Une uchronie ambitieuse (Civilizations, Laurent Binet)

Civilizations est d’un genre étrange, hybride. Il s’agit en réalité d’une uchronie qui mélange donc faits réels et inventés.

Laurent Binet réalise ici une performance. Il réécrit l’Histoire d’une façon impressionnante, partant du principe que les peuples d’Amérique Latine que les Occidentaux ont conquis sortent vainqueurs de ces combats. Son récit est découpé en quatre parties.
Il commence par narrer les exploits des Groenlandais qui se dirigent vers le Sud, toujours plus au Sud, vers l’Argentine et sa terre de feu, colonisant certaines îles, mêlant leurs croyances à celles des autochtones.
Il est ensuite question de Christophe Colomb : son journal de bord imaginaire nous est donné à lire, rédigé d’une façon poussiéreuse supposée représenter le français d’alors. Il raconte sa défaite face aux Cubains qui continuent à prier Thor, leurs divinités s’étant mélangées aux dieux nordiques. Colomb nous confie aussi qu’il s’est transformé en une sorte de fou du roi, assurant malgré tout l’apprentissage du castillan à la fille de la reine, Higuénamota.
Dans la troisième partie, Higuénamota est adulte et rencontre l’empereur Inca, Atahualpa, qui l’emmènera avec lui en Europe, faisant d’elle sa maîtresse et son interprète…
Enfin, Binet suit les traces de Cervantès, le célèbre auteur espagnol, dans ses péripéties.
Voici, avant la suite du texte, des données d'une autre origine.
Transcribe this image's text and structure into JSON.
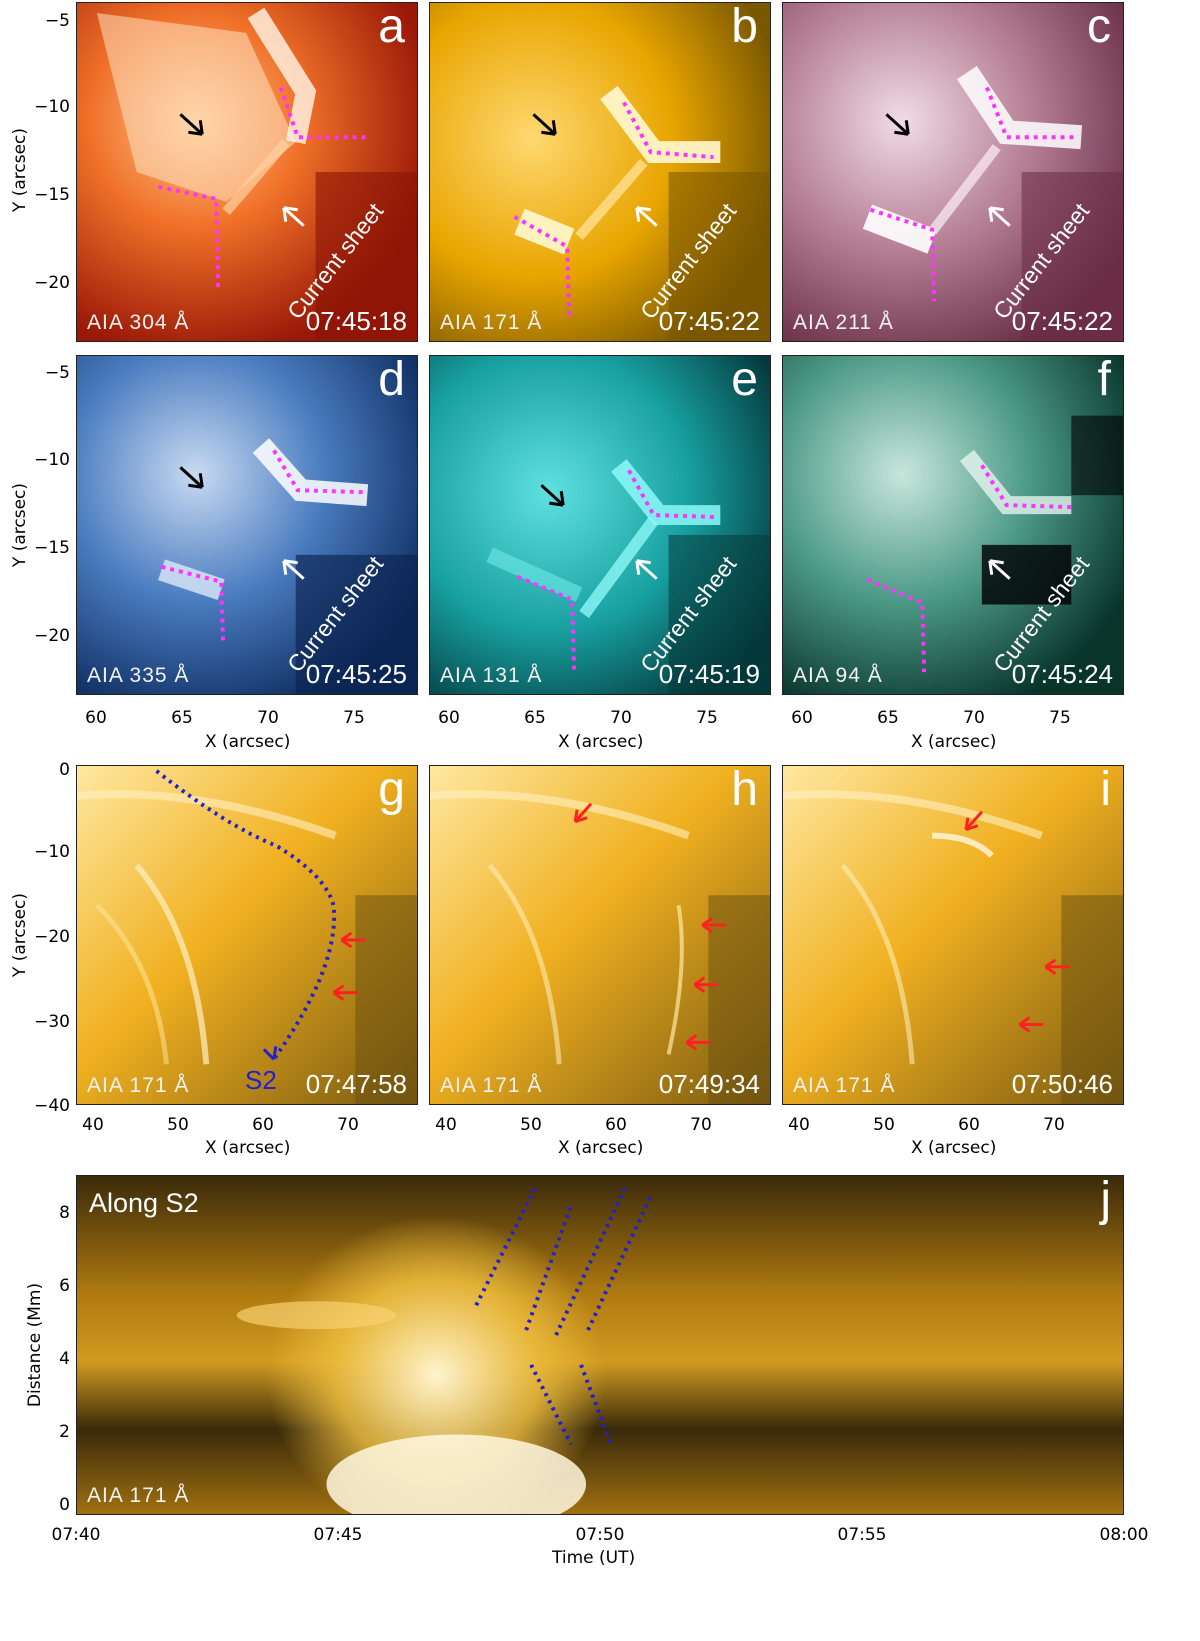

L’auteur le fera rencontrer au cours de ses voyages Domínikos Theotokópoulos, plus connu sous le nom de Le Greco, ces deux artistes représentant en réalité les deux visages de l’Espagne de l’époque d’après plusieurs critiques et chercheurs.

C’est dans la troisième fraction du livre, la plus longue, que le talent de Binet se dévoile tout entier. En effet, il parvient à croiser son histoire et la vraie Histoire, les dynasties de rois et les grandes familles (les Hasbourg, les Médicis notamment) se confondant avec celle de l’Inca qui prend peu à peu la place de Charles Quint. Des personnages historiques majeurs (Pedro Pizarro, conquistador, devenant ici page d’Higuénamota) sont travestis. Au contraire de nombreux romans qui jouent avec l’Histoire, il est ici assez facile de séparer le vrai du faux. L’auteur parvient à expliquer les tensions religieuses, le protestantisme, les désaccords, les trahisons, se plaçant du point de vue sud-américain, et donc profane, étranger à toutes les coutumes européennes. Les mots employés sont simples et les choses sont bien souvent expliquées de façon imagée – ce qui finira d’ailleurs par lasser le lecteur.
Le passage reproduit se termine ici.